The engine is designed as a professional tool for developing 2D mobile games. Its design is guided by two key objectives: development speed and performance.
Development speed is ensured by an intuitive API, an editor, and a scripting language.
- A user-friendly API means it covers all the developer's use cases, is easy to understand, and has minimal hidden pitfalls. Unity3D's internal API served as a reference in many aspects.
- The editor provides all the essential tools for game development: scene, assets, parameters, animations, particles. It is convenient and follows the modern standards of engines with editors, such as Unity3D, Unreal Engine, Unigine, etc.
- The scripting language simplifies writing game logic and makes the engine's API even more accessible. o2 uses JavaScript and TypeScript for scripting, as these are popular languages, especially among web developers, who have very few available game engines.
Performance is achieved by implementing the engine in C++ and allowing game logic to be written in C++. The engine also has different abstraction layers, so for maximum performance, the developer can work directly with the low-level subsystems like rendering, resource loading, etc.
Combining all these approaches results in efficient game development, rapid prototyping, and high technical quality.
The engine’s core concept is a scene with a component-based approach. The scene is a tree structure of actors with specific types. Each actor has a transform that depends on its parent, as well as a set of components defining behavior and rendering. Rendering is divided into layers; actors can be assigned to specific layers or inherit the rendering order from their parent.
You configure the scene and its assets in the editor. Actor, component, and game code can be written in C++ or in a scripting language (JS/TS).
The scene subsystem is high-level and is built atop the low-level subsystems: assets, application, rendering, animation, physics, scripting, input. When working at the high level, you can still use the low-level layer directly for more optimizations. For instance, if you need to display a large number of sprites, instead of creating multiple heavy actors, you can implement a single actor that draws many sprites directly via the low-level renderer.
The low-level layer relies on utilities that provide support for all subsystems: memory management, reflection, serialization, properties, math, file system, debugging, and logging.
o2 can be used not only as a standalone engine but also as an embedded one. Essentially, it integrates into the game loop of another engine, hooks into its rendering and input processing, and interacts with it according to clearly defined boundaries.
There are two approaches: dominant and subordinate. In the first approach, o2 wraps the other engine inside itself, controlling its input handling, frame updates, and rendering. This is the preferred way. In the second approach, everything is reversed: o2 is embedded into the other engine’s game loop.
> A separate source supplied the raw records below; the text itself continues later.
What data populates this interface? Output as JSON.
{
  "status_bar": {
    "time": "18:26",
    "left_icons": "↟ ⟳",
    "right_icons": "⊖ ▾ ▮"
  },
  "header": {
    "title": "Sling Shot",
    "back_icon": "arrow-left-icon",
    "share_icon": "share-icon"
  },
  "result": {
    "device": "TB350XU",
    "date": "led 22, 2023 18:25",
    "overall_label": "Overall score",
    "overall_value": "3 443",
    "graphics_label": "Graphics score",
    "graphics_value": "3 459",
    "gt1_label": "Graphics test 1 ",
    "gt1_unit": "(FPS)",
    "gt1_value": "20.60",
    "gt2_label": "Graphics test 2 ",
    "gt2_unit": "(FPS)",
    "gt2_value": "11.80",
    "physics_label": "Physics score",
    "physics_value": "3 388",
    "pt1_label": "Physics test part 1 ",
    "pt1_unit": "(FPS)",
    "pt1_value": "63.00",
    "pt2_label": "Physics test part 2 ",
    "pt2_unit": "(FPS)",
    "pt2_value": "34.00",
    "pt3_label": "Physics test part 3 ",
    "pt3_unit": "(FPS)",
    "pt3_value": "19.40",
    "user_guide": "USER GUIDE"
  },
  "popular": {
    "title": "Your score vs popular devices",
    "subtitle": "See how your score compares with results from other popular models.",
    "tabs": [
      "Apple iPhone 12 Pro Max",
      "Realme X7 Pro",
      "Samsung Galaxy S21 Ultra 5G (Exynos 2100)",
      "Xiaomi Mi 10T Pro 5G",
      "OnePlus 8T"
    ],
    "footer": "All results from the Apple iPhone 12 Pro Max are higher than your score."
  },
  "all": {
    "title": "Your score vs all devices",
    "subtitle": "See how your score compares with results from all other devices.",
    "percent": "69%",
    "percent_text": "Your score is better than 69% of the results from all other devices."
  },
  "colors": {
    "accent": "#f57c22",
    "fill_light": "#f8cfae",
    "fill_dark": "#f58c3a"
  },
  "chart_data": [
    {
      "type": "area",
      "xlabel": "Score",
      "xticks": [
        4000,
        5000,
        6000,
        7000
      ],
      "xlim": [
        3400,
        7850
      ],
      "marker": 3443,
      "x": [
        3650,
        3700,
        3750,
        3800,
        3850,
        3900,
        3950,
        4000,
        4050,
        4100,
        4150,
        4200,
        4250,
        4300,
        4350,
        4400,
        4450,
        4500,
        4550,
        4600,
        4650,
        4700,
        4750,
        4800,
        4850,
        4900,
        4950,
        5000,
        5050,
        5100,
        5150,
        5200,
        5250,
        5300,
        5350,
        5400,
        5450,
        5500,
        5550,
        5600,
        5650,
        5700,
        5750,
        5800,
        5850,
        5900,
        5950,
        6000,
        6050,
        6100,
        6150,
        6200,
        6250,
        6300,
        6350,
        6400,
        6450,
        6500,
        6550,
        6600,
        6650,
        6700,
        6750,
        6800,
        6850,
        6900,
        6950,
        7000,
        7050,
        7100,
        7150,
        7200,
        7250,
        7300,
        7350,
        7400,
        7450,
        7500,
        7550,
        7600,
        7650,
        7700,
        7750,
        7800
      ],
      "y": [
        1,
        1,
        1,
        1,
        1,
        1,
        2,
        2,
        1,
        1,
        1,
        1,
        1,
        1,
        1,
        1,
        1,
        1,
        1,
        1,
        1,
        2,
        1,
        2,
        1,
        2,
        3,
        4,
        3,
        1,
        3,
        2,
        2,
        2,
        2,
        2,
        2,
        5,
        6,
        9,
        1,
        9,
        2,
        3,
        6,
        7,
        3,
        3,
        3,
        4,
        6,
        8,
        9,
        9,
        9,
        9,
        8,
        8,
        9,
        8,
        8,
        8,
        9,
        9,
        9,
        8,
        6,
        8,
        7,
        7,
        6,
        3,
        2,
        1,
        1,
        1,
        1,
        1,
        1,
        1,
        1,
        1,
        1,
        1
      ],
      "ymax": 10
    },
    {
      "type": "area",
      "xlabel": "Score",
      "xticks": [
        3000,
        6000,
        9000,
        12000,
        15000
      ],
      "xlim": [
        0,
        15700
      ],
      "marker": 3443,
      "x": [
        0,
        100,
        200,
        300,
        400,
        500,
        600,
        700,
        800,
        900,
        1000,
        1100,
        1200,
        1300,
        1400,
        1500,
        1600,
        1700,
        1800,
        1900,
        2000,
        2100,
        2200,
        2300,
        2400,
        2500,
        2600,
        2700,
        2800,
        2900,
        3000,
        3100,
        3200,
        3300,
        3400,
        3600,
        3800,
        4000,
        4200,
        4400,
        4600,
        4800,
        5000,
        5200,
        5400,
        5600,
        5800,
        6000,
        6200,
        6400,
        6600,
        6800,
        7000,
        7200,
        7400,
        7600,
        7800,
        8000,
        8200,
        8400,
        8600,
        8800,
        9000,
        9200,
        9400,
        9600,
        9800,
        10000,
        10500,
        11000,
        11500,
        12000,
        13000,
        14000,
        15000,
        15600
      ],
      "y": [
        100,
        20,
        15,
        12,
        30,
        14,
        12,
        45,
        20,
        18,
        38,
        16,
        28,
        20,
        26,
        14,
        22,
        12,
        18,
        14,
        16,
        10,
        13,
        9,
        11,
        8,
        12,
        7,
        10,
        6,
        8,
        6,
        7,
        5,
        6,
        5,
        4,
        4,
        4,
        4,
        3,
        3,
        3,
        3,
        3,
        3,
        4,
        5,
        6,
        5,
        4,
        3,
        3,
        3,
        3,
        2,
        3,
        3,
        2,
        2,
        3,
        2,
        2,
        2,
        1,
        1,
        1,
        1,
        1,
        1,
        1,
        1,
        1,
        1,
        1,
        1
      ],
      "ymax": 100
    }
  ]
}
Typically, other engines also have a scene hierarchy. o2 can work with it if you inherit the base object of the other engine's hierarchy from a certain o2 interface. This allows o2’s editor to display the other engine’s hierarchy and lets you edit object parameters, which become available through reflection.
It is important that the other engine uses the same render API as o2. In extreme cases, it’s possible to implement a custom rendering subsystem for the specific implementation in the other engine, since essentially all that’s needed is the ability to draw textured, shaded triangle meshes. Usually, other engines have this functionality in a separate API.